Um dia de notícias graves


Ana Margarida Craveiro,

 

Para quem ainda não o fez, se calhar já era tempo de cortar aos pedacinhos aqueles cartões que tanto jeito dão a evitar pensar no presente. É que o futuro está negro, e, se o Estado passa relativamente bem sem comida nem tecto, nós os privados ainda temos necessidades básicas. Tão importante quanto um PEC e OE rectificativo é a nossa atitude, nas nossas economias privadas: cortar e poupar.

5 comentários em “Um dia de notícias graves”

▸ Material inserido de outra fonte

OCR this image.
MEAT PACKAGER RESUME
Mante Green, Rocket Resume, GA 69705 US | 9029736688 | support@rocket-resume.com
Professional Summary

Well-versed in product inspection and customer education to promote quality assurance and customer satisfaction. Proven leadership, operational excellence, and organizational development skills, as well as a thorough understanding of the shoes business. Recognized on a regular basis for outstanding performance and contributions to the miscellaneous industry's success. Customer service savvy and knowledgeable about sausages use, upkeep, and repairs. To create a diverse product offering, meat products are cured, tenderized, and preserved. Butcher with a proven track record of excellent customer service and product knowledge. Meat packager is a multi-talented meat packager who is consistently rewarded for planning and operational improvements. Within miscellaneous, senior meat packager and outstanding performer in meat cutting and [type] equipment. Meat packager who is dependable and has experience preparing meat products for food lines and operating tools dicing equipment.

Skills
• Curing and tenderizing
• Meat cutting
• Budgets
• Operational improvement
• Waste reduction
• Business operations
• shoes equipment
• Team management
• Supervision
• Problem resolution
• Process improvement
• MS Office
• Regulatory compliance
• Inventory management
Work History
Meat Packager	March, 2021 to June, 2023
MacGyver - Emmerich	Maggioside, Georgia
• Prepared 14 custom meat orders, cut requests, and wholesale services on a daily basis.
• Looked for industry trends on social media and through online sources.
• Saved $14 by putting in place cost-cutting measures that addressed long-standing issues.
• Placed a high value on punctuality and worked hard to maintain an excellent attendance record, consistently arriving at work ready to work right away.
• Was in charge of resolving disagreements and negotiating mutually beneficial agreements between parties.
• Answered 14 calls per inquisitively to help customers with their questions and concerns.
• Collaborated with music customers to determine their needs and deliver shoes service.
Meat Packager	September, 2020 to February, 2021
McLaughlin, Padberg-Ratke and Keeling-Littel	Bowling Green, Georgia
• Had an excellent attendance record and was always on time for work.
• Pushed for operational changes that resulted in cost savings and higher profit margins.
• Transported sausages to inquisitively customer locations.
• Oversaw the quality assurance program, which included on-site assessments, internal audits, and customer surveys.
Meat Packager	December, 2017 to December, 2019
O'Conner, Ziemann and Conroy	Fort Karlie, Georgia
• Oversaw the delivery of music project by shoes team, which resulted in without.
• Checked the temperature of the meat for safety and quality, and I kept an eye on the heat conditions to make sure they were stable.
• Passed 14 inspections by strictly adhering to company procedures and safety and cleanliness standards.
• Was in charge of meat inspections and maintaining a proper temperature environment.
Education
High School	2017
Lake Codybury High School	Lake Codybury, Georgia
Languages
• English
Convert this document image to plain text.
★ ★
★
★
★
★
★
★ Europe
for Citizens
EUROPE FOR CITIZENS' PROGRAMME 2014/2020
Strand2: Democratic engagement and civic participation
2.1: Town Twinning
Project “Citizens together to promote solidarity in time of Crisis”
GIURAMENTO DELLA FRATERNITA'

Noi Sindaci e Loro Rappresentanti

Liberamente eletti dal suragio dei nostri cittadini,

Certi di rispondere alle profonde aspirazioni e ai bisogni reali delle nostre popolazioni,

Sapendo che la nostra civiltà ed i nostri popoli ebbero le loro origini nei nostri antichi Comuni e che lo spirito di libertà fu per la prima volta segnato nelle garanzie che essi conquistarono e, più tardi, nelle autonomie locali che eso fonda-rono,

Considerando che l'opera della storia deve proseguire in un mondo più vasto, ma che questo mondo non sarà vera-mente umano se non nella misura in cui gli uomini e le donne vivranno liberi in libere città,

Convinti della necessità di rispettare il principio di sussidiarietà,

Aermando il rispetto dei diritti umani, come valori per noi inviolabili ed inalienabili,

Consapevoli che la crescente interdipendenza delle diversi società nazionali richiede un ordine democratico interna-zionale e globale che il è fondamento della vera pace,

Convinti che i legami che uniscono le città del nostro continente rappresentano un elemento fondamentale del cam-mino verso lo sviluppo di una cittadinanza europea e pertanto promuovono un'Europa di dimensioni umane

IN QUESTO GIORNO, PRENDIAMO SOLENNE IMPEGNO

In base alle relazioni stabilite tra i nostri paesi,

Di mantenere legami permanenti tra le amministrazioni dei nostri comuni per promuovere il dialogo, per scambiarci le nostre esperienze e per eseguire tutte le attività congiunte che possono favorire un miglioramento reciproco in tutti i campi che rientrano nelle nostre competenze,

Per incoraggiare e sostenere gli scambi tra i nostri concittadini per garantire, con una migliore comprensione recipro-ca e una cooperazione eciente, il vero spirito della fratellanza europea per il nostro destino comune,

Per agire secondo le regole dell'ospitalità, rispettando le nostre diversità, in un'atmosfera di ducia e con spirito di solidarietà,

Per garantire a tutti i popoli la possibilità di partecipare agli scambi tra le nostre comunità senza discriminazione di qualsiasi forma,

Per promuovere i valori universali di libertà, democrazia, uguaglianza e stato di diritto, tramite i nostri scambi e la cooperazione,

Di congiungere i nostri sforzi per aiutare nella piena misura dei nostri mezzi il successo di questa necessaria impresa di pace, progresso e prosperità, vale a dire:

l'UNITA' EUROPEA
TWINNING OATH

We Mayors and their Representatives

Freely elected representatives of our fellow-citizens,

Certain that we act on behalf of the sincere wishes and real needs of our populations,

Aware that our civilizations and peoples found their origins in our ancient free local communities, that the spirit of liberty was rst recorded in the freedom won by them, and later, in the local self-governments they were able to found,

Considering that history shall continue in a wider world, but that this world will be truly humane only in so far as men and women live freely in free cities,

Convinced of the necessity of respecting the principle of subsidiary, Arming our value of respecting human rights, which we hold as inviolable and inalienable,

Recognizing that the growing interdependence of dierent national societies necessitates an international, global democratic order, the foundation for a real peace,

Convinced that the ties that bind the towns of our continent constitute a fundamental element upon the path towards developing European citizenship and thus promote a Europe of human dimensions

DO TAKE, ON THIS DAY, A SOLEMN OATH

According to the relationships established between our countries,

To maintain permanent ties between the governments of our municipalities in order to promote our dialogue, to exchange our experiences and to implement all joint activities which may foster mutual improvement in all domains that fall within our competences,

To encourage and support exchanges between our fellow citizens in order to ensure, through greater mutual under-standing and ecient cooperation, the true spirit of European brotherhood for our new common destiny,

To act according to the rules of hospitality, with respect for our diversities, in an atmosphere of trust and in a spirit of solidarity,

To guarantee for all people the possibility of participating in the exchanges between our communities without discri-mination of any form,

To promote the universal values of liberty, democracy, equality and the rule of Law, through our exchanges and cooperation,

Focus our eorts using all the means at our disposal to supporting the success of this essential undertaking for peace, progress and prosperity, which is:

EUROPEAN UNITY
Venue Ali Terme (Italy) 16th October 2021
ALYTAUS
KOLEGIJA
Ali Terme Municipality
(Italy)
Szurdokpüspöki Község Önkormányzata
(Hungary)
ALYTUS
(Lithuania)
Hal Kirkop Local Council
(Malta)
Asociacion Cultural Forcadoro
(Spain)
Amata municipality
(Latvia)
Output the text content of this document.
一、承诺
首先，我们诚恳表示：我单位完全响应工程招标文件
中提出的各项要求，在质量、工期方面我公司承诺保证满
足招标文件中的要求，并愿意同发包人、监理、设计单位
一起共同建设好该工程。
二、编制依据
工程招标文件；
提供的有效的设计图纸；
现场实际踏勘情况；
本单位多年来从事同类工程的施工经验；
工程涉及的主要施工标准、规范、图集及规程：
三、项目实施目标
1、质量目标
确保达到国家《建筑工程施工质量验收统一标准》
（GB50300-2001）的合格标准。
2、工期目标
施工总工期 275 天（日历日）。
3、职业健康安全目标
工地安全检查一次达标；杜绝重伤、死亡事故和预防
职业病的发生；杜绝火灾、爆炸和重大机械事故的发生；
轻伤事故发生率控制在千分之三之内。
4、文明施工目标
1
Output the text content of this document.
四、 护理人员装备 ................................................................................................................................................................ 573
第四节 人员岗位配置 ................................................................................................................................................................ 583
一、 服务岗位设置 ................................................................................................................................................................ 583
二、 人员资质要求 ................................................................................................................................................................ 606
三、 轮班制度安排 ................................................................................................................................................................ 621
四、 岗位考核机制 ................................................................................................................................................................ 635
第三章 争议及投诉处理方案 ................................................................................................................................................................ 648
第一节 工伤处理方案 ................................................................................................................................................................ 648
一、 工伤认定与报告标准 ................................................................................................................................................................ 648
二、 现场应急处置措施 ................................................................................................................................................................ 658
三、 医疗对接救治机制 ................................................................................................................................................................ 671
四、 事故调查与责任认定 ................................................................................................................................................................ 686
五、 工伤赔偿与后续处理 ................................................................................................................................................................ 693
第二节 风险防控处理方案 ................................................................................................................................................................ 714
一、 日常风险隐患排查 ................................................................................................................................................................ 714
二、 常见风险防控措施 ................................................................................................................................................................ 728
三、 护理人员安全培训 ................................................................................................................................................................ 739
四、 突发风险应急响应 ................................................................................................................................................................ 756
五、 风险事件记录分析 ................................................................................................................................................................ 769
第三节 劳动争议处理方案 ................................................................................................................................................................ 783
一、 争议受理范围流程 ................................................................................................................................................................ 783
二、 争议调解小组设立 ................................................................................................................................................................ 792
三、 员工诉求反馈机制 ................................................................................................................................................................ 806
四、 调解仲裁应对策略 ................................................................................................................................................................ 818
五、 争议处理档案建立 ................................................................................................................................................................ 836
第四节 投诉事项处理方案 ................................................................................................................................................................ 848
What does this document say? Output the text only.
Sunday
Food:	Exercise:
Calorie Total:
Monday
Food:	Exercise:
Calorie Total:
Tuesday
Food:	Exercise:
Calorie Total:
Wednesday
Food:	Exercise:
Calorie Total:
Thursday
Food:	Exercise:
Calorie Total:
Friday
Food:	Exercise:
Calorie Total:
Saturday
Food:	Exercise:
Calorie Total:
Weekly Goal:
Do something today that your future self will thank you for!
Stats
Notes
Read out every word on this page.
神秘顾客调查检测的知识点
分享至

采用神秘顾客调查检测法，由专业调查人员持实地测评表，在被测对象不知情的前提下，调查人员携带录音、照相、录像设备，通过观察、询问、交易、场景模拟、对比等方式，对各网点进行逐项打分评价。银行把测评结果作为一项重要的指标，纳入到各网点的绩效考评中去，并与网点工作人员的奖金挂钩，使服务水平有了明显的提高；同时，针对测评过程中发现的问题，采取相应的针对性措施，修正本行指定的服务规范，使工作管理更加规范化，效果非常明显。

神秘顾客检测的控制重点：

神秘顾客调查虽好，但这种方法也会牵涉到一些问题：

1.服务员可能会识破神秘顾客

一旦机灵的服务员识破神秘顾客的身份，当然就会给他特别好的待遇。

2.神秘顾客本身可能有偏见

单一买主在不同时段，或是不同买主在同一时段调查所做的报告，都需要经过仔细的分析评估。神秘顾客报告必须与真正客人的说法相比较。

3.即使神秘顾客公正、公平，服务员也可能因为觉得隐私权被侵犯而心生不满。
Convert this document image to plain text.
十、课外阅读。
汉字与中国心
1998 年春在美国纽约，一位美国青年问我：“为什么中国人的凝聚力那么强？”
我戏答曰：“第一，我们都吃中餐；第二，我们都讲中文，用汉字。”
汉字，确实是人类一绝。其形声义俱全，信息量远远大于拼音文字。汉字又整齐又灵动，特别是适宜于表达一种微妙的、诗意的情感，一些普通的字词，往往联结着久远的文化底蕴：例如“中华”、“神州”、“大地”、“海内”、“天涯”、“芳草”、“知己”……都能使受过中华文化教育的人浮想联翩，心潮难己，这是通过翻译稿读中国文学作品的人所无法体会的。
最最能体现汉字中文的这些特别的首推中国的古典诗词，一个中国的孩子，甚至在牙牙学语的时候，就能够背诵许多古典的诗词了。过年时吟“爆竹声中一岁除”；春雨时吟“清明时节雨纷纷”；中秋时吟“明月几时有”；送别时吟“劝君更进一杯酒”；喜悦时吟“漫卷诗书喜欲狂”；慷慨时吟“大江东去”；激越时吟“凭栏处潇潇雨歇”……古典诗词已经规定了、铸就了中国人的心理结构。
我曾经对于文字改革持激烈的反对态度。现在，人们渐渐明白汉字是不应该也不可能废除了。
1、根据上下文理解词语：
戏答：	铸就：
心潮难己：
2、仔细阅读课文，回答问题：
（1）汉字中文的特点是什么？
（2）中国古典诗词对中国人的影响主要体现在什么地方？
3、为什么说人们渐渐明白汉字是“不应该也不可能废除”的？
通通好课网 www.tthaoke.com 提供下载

  1. As patéticas declarações de hoje de Teixeira dos Santos, qual náufrago a pedir socorro, mais não visam do que escamotear a sua quota-parte de responsabilidade no regabofe socialista que nos conduziu à presente situação.

  2. De acordo.
    Mas:
    Cortar onde?<7b>
    1 – Nas meias que comprámos “em pacote” e que os filhos aceitam, porque já perceberam que a vida não está fácil?
    2 – Nos bifes que deixámos de comprar no talho e passámos a adquirir em embalagens que dão um mentiroso desconto no cartão do hiper?
    3 – Nas viagens de estudo da prole?
    4 – Nos livros que queríamos que os nossos filhos lessem?
    5 – Nos pneus de marca que davam segurança?
    6 – Na internet que precisamos de ter em casa?
    7 – Na TV que nos liga à informação e alguns filmes?
    8 – No telemóvel que está sempre ligado e que serve para receber chamadas de serviço ou para acudir um familiar doente?
    9 – No café? Nos cigarros? No jornal de sábado?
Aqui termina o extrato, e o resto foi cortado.